Some device calls stalling app depending on `tinytuya`
Hey,
I'm using tinytuya from a Swift codebase (via PythonKit) to interact with a set of Tuya devices via a native macOS app. Works really well 🎉
However, sometimes the app completely stalls waiting on a network request when a device is no longer discoverable on the network. For example, I'm seeing this in BulbDevice.heartbeat, even with nowait: true. It's not always reproducible, but often I come back to the app after it's been running for a few hours and have switched network, and the main thread is completely stuck inside heartbeat. Sometimes, if I switch back to the Tuya wifi network, the app will spring back to life, presumably because the devices are now discoverable.
Any idea how I can have these methods more gracefully fail if a device is not detected, rather than hanging indefinitely?

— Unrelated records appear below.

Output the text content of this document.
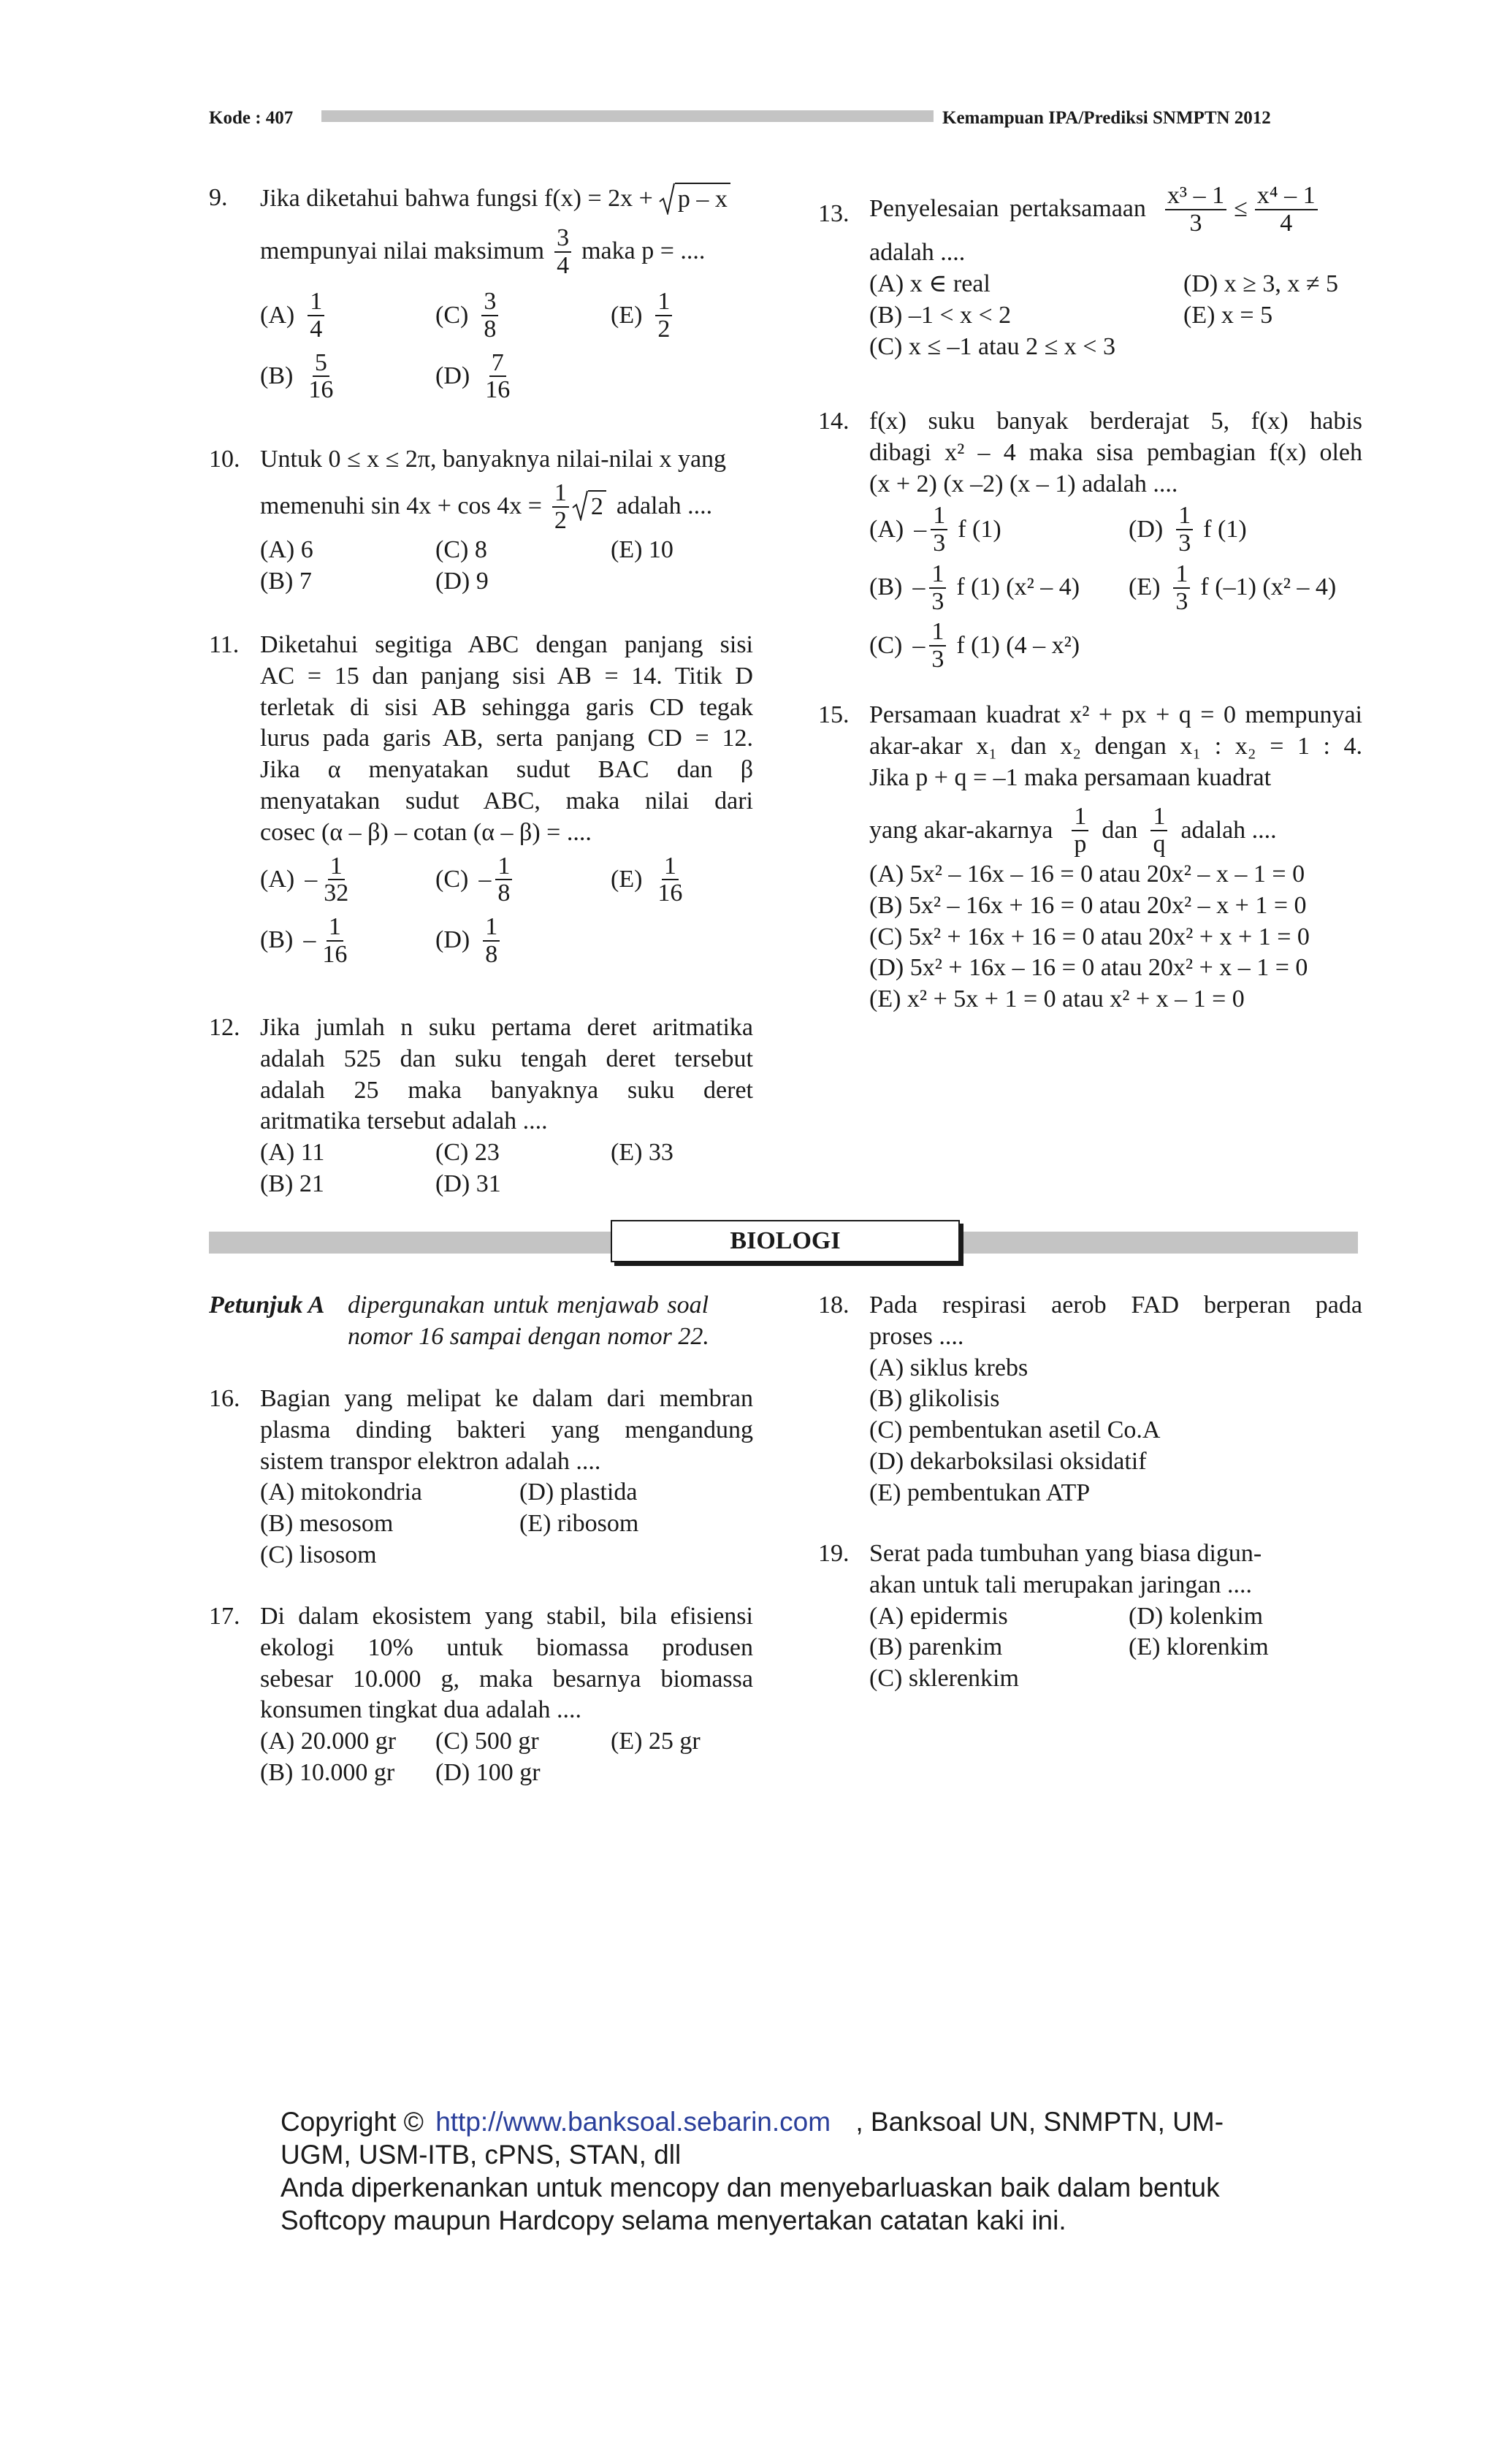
Kode : 407	Kemampuan IPA/Prediksi SNMPTN 2012
9. Jika diketahui bahwa fungsi f(x) = 2x + p – x
mempunyai nilai maksimum $\frac{3}{4}$ maka p = ....
$(A) \frac{1}{4}$	$(C) \frac{3}{8}$	$(E) \frac{1}{2}$
$(B) \frac{5}{16}$	$(D) \frac{7}{16}$
10. Untuk 0 ≤ x ≤ 2π, banyaknya nilai-nilai x yang
memenuhi $\sin 4x + \cos 4x = \frac{1}{2} 2$ adalah ....
(A) 6	(C) 8	(E) 10
(B) 7	(D) 9
11. Diketahui segitiga ABC dengan panjang sisi
AC = 15 dan panjang sisi AB = 14. Titik D
terletak di sisi AB sehingga garis CD tegak
lurus pada garis AB, serta panjang CD = 12.
Jika α menyatakan sudut BAC dan β
menyatakan sudut ABC, maka nilai dari
cosec (α – β) – cotan (α – β) = ....
$(A) - \frac{1}{32}$	$(C) - \frac{1}{8}$	$(E) \frac{1}{16}$
$(B) - \frac{1}{16}$	$(D) \frac{1}{8}$
12. Jika jumlah n suku pertama deret aritmatika
adalah 525 dan suku tengah deret tersebut
adalah 25 maka banyaknya suku deret
aritmatika tersebut adalah ....
(A) 11	(C) 23	(E) 33
(B) 21	(D) 31
13. Penyelesaian pertaksamaan $\frac{\text{x³ – 1}}{3} \le \frac{\text{x⁴ – 1}}{4}$
adalah ....
(A) x ∈ real	(D) x ≥ 3, x ≠ 5
(B) –1 < x < 2	(E) x = 5
(C) x ≤ –1 atau 2 ≤ x < 3
14. f(x) suku banyak berderajat 5, f(x) habis
dibagi x² – 4 maka sisa pembagian f(x) oleh
(x + 2) (x –2) (x – 1) adalah ....
$(A) - \frac{1}{3}$ f (1)	$(D) \frac{1}{3}$ f (1)
$(B) - \frac{1}{3}$ f (1) (x² – 4) $(E) \frac{1}{3}$ f (–1) (x² – 4)
$(C) - \frac{1}{3}$ f (1) (4 – x²)
15. Persamaan kuadrat x² + px + q = 0 mempunyai
akar-akar x₁ dan x₂ dengan x₁ : x₂ = 1 : 4.
Jika p + q = –1 maka persamaan kuadrat
yang akar-akarnya $\frac{1}{p}$ dan $\frac{1}{q}$ adalah ....
(A) 5x² – 16x – 16 = 0 atau 20x² – x – 1 = 0
(B) 5x² – 16x + 16 = 0 atau 20x² – x + 1 = 0
(C) 5x² + 16x + 16 = 0 atau 20x² + x + 1 = 0
(D) 5x² + 16x – 16 = 0 atau 20x² + x – 1 = 0
(E) x² + 5x + 1 = 0 atau x² + x – 1 = 0
BIOLOGI
Petunjuk A dipergunakan untuk menjawab soal
nomor 16 sampai dengan nomor 22.
16. Bagian yang melipat ke dalam dari membran
plasma dinding bakteri yang mengandung
sistem transpor elektron adalah ....
(A) mitokondria	(D) plastida
(B) mesosom	(E) ribosom
(C) lisosom
17. Di dalam ekosistem yang stabil, bila efisiensi
ekologi 10% untuk biomassa produsen
sebesar 10.000 g, maka besarnya biomassa
konsumen tingkat dua adalah ....
(A) 20.000 gr	(C) 500 gr	(E) 25 gr
(B) 10.000 gr	(D) 100 gr
18. Pada respirasi aerob FAD berperan pada
proses ....
(A) siklus krebs
(B) glikolisis
(C) pembentukan asetil Co.A
(D) dekarboksilasi oksidatif
(E) pembentukan ATP
19. Serat pada tumbuhan yang biasa digun-
akan untuk tali merupakan jaringan ....
(A) epidermis	(D) kolenkim
(B) parenkim	(E) klorenkim
(C) sklerenkim
Copyright © http://www.banksoal.sebarin.com , Banksoal UN, SNMPTN, UM-
UGM, USM-ITB, cPNS, STAN, dll
Anda diperkenankan untuk mencopy dan menyebarluaskan baik dalam bentuk
Softcopy maupun Hardcopy selama menyertakan catatan kaki ini.
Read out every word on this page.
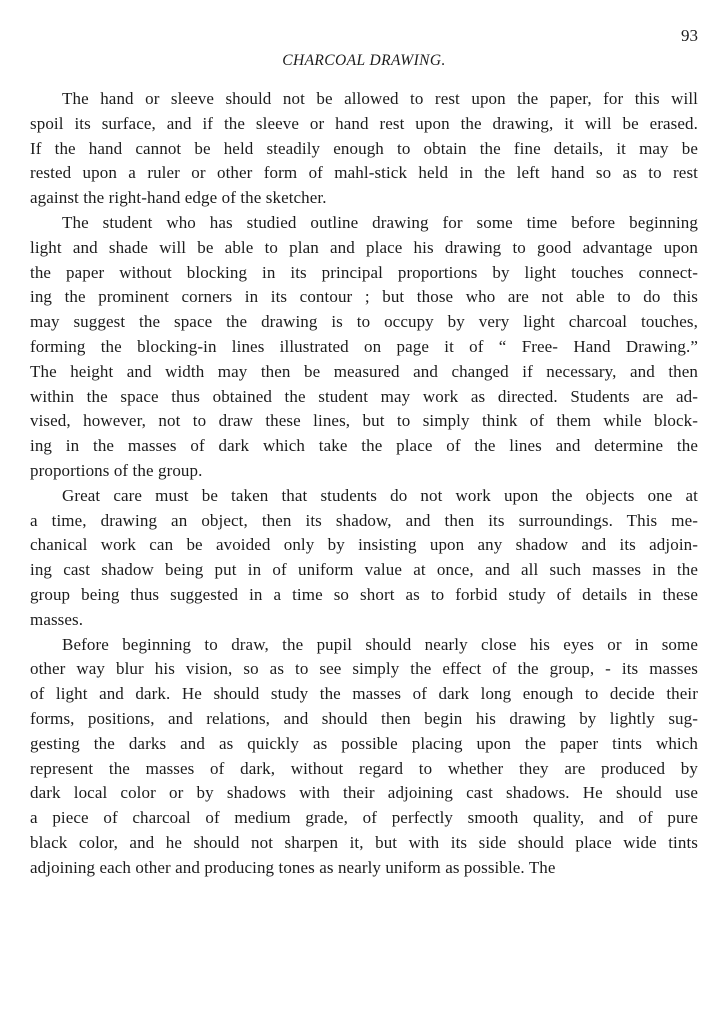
93
CHARCOAL DRAWING.
The hand or sleeve should not be allowed to rest upon the paper, for this will
spoil its surface, and if the sleeve or hand rest upon the drawing, it will be erased.
If the hand cannot be held steadily enough to obtain the fine details, it may be
rested upon a ruler or other form of mahl-stick held in the left hand so as to rest
against the right-hand edge of the sketcher.
The student who has studied outline drawing for some time before beginning
light and shade will be able to plan and place his drawing to good advantage upon
the paper without blocking in its principal proportions by light touches connect-
ing the prominent corners in its contour ; but those who are not able to do this
may suggest the space the drawing is to occupy by very light charcoal touches,
forming the blocking-in lines illustrated on page it of “ Free- Hand Drawing.”
The height and width may then be measured and changed if necessary, and then
within the space thus obtained the student may work as directed. Students are ad-
vised, however, not to draw these lines, but to simply think of them while block-
ing in the masses of dark which take the place of the lines and determine the
proportions of the group.
Great care must be taken that students do not work upon the objects one at
a time, drawing an object, then its shadow, and then its surroundings. This me-
chanical work can be avoided only by insisting upon any shadow and its adjoin-
ing cast shadow being put in of uniform value at once, and all such masses in the
group being thus suggested in a time so short as to forbid study of details in these
masses.
Before beginning to draw, the pupil should nearly close his eyes or in some
other way blur his vision, so as to see simply the effect of the group, - its masses
of light and dark. He should study the masses of dark long enough to decide their
forms, positions, and relations, and should then begin his drawing by lightly sug-
gesting the darks and as quickly as possible placing upon the paper tints which
represent the masses of dark, without regard to whether they are produced by
dark local color or by shadows with their adjoining cast shadows. He should use
a piece of charcoal of medium grade, of perfectly smooth quality, and of pure
black color, and he should not sharpen it, but with its side should place wide tints
adjoining each other and producing tones as nearly uniform as possible. The
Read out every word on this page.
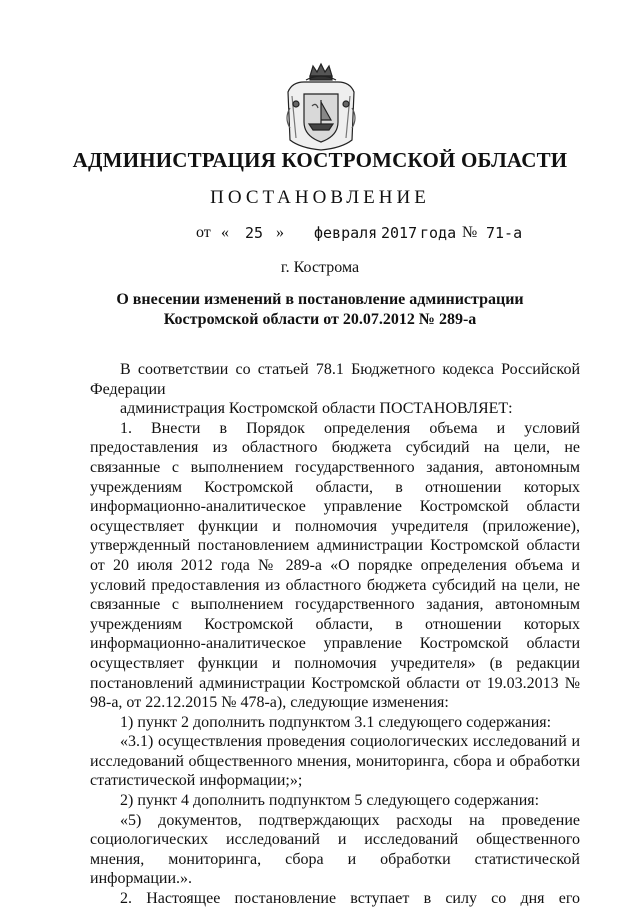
АДМИНИСТРАЦИЯ КОСТРОМСКОЙ ОБЛАСТИ
ПОСТАНОВЛЕНИЕ
от « 25 » февраля 2017 года № 71-а
г. Кострома
О внесении изменений в постановление администрации
Костромской области от 20.07.2012 № 289-а

В соответствии со статьей 78.1 Бюджетного кодекса Российской Федерации

администрация Костромской области ПОСТАНОВЛЯЕТ:

1. Внести в Порядок определения объема и условий предоставления из областного бюджета субсидий на цели, не связанные с выполнением государственного задания, автономным учреждениям Костромской области, в отношении которых информационно-аналитическое управление Костромской области осуществляет функции и полномочия учредителя (приложение), утвержденный постановлением администрации Костромской области от 20 июля 2012 года № 289-а «О порядке определения объема и условий предоставления из областного бюджета субсидий на цели, не связанные с выполнением государственного задания, автономным учреждениям Костромской области, в отношении которых информационно-аналитическое управление Костромской области осуществляет функции и полномочия учредителя» (в редакции постановлений администрации Костромской области от 19.03.2013 № 98-а, от 22.12.2015 № 478-а), следующие изменения:

1) пункт 2 дополнить подпунктом 3.1 следующего содержания:

«3.1) осуществления проведения социологических исследований и исследований общественного мнения, мониторинга, сбора и обработки статистической информации;»;

2) пункт 4 дополнить подпунктом 5 следующего содержания:

«5) документов, подтверждающих расходы на проведение социологических исследований и исследований общественного мнения, мониторинга, сбора и обработки статистической информации.».

2. Настоящее постановление вступает в силу со дня его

Also, I'm noticing the various timeout parameters when initialising BulbDevice, but could these methods not be designed non-blocking with zero penalty if nowait: true
Unfortunately there really isn't a good way to make it non-blocking. v3.4 and v3.5 devices require a 3-way handshake before any commands can be sent, and the library just isn't written to be non-blocking. It can be done (I do it for both the scanner and my half-finished multiserver) but it's pretty hack-y.
nowait just tells it to not wait for a reply to a command, making a connection and (for v3.4 and v3.5 devices) the 3-way handshake always block.
The most common way I've seen to reduce the impact of offline devices is to turn off retrying and setting a really low connection timeout with connection_retry_limit=1 and connection_timeout=0.5.
Got it, thanks for the information!
I might spend some time implementing a simple swift-nio port - as this is specifically designed for any kind of non-blocking use case.
The tinytuya code seems quite straightforward to understand, but is there any protocol documentation floating around that could ease an implementation?
You mean Tuya's LAN protocol, to re-implement tinytuya or something? I have the packet format and checksums documented in #260.
I would love to see us move the library to a more elegant non-blocking asyncio friendly approach. Of course, if that were easy, it would have been done by now. :)
I have a really nice Swift proof of concept version of TinyTuya now working 🎉 Fully async with Swift Concurrency.
Was able to bootstrap fairly quickly by having Claude Pro help me figure out the protocol/encryption based on tinytuya code.
Doesn't support receiving messages - only sending, no scanning on anything like that, and only supports v3.3 devices without the handshake, but I can't see why all this can't be added fairly trivially.
Will post the repo when it's stable.